A situação de segurança é preocupante
A conclusão de Baba Dakono, diretor da representação local do Instituto de Estudos de Segurança (ISS), é sóbria: "A violência que registámos em 2019 e desde o início de 2020 mostra que apesar de todas os esforços envidados, o impacto na segurança é escasso". Segundo a organização não-governamental americana ACLED, aumenta sobretudo a violência contra civis. De um modo geral, a violência avança cada vez mais para o sul. Há muitos militares internacionais no país: a missão das Nações Unidas, MINUSMA, tem 13.289 soldados estacionados no país, incluindo 1.100 soldados alemães. A missão Francesa Barkhane tem 4700 soldados no terreno.
Mas, segundo Dakono, o Mali sofre de muito mais do que uma crise de segurança. "Há uma falta geral de confiança entre a população e o Estado. Há regiões em que o Estado nem existe. E quando marca presença, é simbólico e mal aceite pela população, de cujas necessidades nunca se soube ocupar", diz Baba Dakono.
Eleições a meio do terror
Mesmo antes da pandemia, discutiu-se no Mali se não fazia sentido adiar as eleições por causa da situação de segurança. O elevado grau de risco ficou claro, quando, na quinta-feira (26.03), o líder da oposição Soumaila Cisse foi raptado por pistoleiros em plena campanha eleitoral. Não é certo que as forças de segurança nacionais e internacionais sejam suficientes para proteger as mais de 22.000 mesas de voto de ataques. Dajié Sogoba, primeiro vice-presidente da comissão eleitoral CENI, está consciente do risco. "Não devemos ter ilusões. Há coisas que não podem ser previstas", disse. Mas Sogoba acredita que a eleição de domingo é possível - mesmo nas regiões de crise de Gao, Timbuktu e Kidal, onde a crise é especialmente aguda.
A situação é também particularmente má para os mais de 218.000 deslocados internos, sobretudo na região em torno da cidade de Mopti, onde aumenta a violência entre entre as milícias de autodefesa e aldeias inteiras. Os grupos terroristas também não cessaram as suas atividades. Os seus membros não poderão votar no domingo. "Para votar é preciso estar recenseado nos cadernos eleitorais e ter um cartão de eleitor. Caso contrário será muito difícil", diz Dajié Sogoba.
Desinteresse nas eleições
De qualquer modo, as eleições não despertam interesse. Alguns dos 1451 candidatos ao Parlamento colocaram cartazes gigantescos na capital e arredores. Mas os potenciais eleitores estão ocupados com outras coisas, diz Moussa Mara, de 45 anos. O candidato ao círculo eleitoral 5 na capital Bamako concorre pelo partido Yelema. Entre 2014 e 2015 Mara foi o primeiro-ministro do Mali mais jovem e é um dos candidatos mais conhecidos. O que aprendeu na campanha eleitoral foi: "As pessoas estão preocupadas com a sobrevivência, com encontrar como se alimentar".

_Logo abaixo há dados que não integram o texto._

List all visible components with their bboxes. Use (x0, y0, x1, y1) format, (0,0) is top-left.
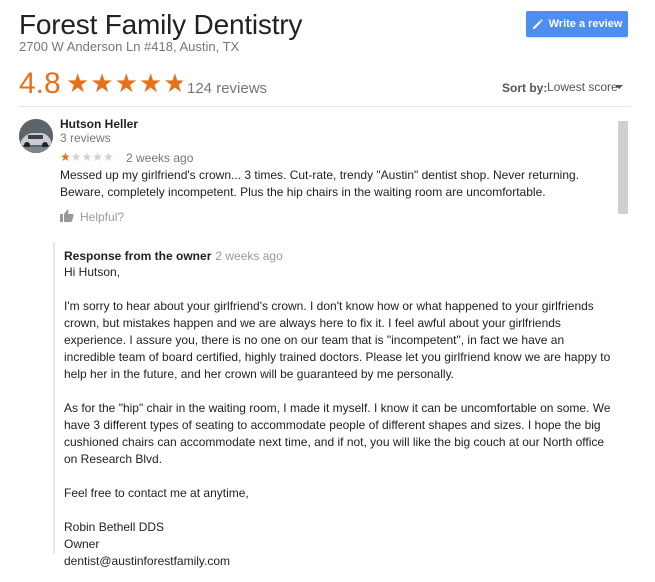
owner-response-title: Response from the owner (64, 249, 212, 263)
pencil-icon (532, 18, 544, 30)
signature-email: dentist@austinforestfamily.com (64, 554, 231, 568)
business-address: 2700 W Anderson Ln #418, Austin, TX (19, 39, 240, 54)
star-icon: ★ (66, 68, 90, 98)
reviewer-name[interactable]: Hutson Heller (60, 117, 138, 131)
owner-response-paragraph: As for the "hip" chair in the waiting ro… (64, 401, 611, 466)
helpful-button[interactable]: Helpful? (60, 209, 124, 225)
write-review-label: Write a review (548, 18, 623, 30)
review-stars: ★ ★ ★ ★ ★ (60, 150, 114, 164)
avatar[interactable] (19, 119, 53, 153)
star-icon: ★ (138, 68, 163, 98)
owner-response-greeting: Hi Hutson, (64, 265, 121, 279)
star-icon: ★ (60, 150, 71, 164)
owner-response-paragraph: I'm sorry to hear about your girlfriend'… (64, 299, 611, 381)
owner-response-time: 2 weeks ago (215, 249, 283, 263)
write-review-button[interactable]: Write a review (526, 11, 628, 37)
helpful-label: Helpful? (80, 210, 125, 224)
star-icon: ★ (103, 150, 114, 164)
owner-response-heading: Response from the owner 2 weeks ago (64, 249, 283, 263)
star-icon: ★ (163, 68, 187, 98)
divider (19, 106, 631, 107)
business-name: Forest Family Dentistry (19, 9, 303, 40)
rating-stars: ★ ★ ★ ★ ★ (66, 69, 187, 97)
sort-dropdown[interactable]: Lowest score (547, 80, 618, 94)
sort-label: Sort by: (502, 81, 548, 95)
thumbs-up-icon (60, 209, 74, 225)
scrollbar[interactable] (618, 121, 628, 214)
owner-response-paragraph: Feel free to contact me at anytime, (64, 486, 249, 500)
owner-response-body: Hi Hutson, I'm sorry to hear about your … (64, 264, 612, 570)
star-icon: ★ (92, 150, 104, 164)
signature-title: Owner (64, 537, 100, 551)
star-icon: ★ (114, 68, 138, 98)
review-time: 2 weeks ago (126, 151, 194, 165)
rating-value: 4.8 (19, 67, 61, 100)
star-icon: ★ (70, 150, 82, 164)
star-icon: ★ (81, 150, 93, 164)
signature-name: Robin Bethell DDS (64, 520, 165, 534)
reviews-count[interactable]: 124 reviews (187, 80, 267, 97)
review-text: Messed up my girlfriend's crown... 3 tim… (60, 168, 580, 199)
owner-response-bar (53, 242, 55, 554)
star-icon: ★ (90, 68, 114, 98)
reviewer-review-count: 3 reviews (60, 131, 111, 145)
chevron-down-icon[interactable] (615, 85, 623, 89)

Além disso, há uma insatisfação geral com a política, como mostrou um inquérito publicado pela Fundação alemã Friedrich-Ebert em meados de março. Mais de 50% dos inquiridos disseram estar bastante ou muito insatisfeitos com o trabalho do presidente, 62% com o trabalho do governo e 73% com o parlamento, diz o representante da fundação no Mali, Christian Klatt. O inquérito permitiu ainda outra conclusão: "Os inquiridos tinham conhecimentos muito escassos sobre os deveres dos deputados".
O candidato Moussa Mara concorda: "A população não sabe realmente o quanto pode beneficiar do Parlamento". O seu objetivo é ganhar a confiança da base. Mas os políticos também devem provar que representam os interesses da população, diz. E uma coisa parece-lhe particularmente: "Os políticos têm que ser acessíveis escutar a população".